We can take short-term measures to address these problems, but only long-run approaches will confront the cause. That is why the report declares that the teaching and learning of science and technology must be enhanced at every level, from elementary schools through doctoral programs and continuing education. PCAST faces the fact that many higher education institutions, including research-intensive universities, have come under fire for seeming to turn away from education, especially of undergraduates.

This is a serious and complex issue. The recommendations in the report will comprise a major contribution to the ongoing discussion of university roles and relationships. For example, the report calls for each research-intensive university to conduct a comprehensive review of the nature and quality of its teaching program, especially in science, math and engineering.

The impacts of the new environment are broad and general as are the findings and recommendations of the PCAST report.

I believe that the challenge is to translate the general idea of the need for change into specific policy and action for the nation, the states and individual universities.

Some significant adaptations already are underway in Georgia. For example, the governor has established an Advisory Council on Science and Technology Development to foster university/industry collaboration and assist in setting research agendas. Likewise, the Georgia Research Alliance (GRA) is promoting collaborative activities among six public and private universities: Clark Atlanta, Emory, Georgia State, Georgia Tech, the Medical College of Georgia, and the University of Georgia. The GRA maintains a clear focus on economic development, spearheading initiatives in environmental technology, genetics and telecommunications.

Are these developments appropriate, consistent and adequate? These and other questions might be part of the deliberations in Georgia regarding the research universities and research planning.
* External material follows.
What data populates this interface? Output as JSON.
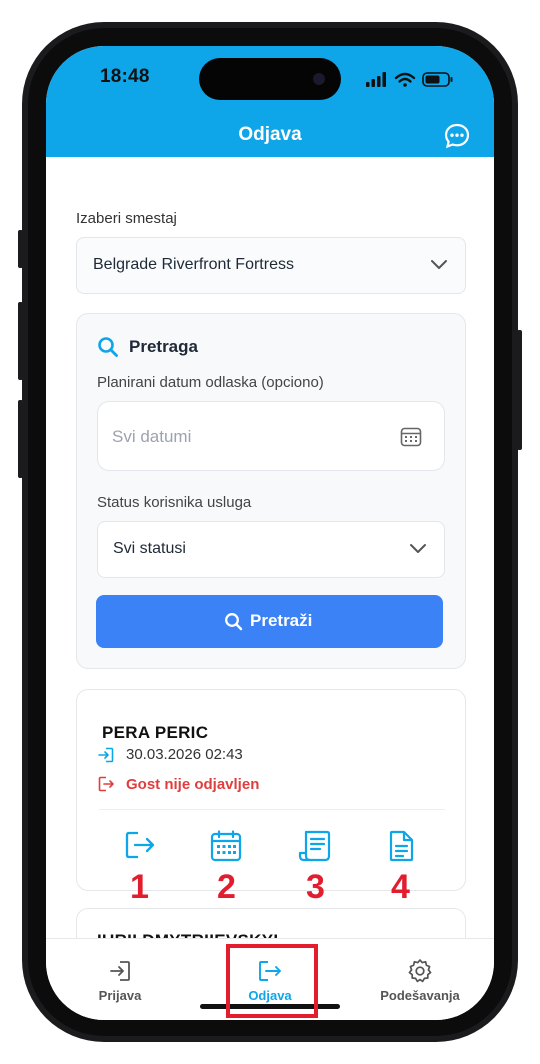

In Georgia and elsewhere in the nation, taxpayers look to university systems and individual universities to provide the state with a well-educated workforce and a cadre of scientific and technical experts. Those human resources are well recognized as key to economic benefit for the state, the region and ultimately for the nation.

In today's economic environment, meeting those expectations -- providing an educated work force and the research to ensure new careers for those workers -- is a critical challenge for the state, its university system and each of its individual institutions.

The PCAST report is candid and direct on many recommendations that university researchers may consider tough medicine.

But this is a tough condition. And, as it did in 1945, the change could foster a much healthier patient.

Dr. Alphonse Buccino, dean of the UGA College of Education, returned to campus in March after a year-long sabbatical as an adviser on math and science education in the Office of Science and Technology Policy, Executive Office of the President.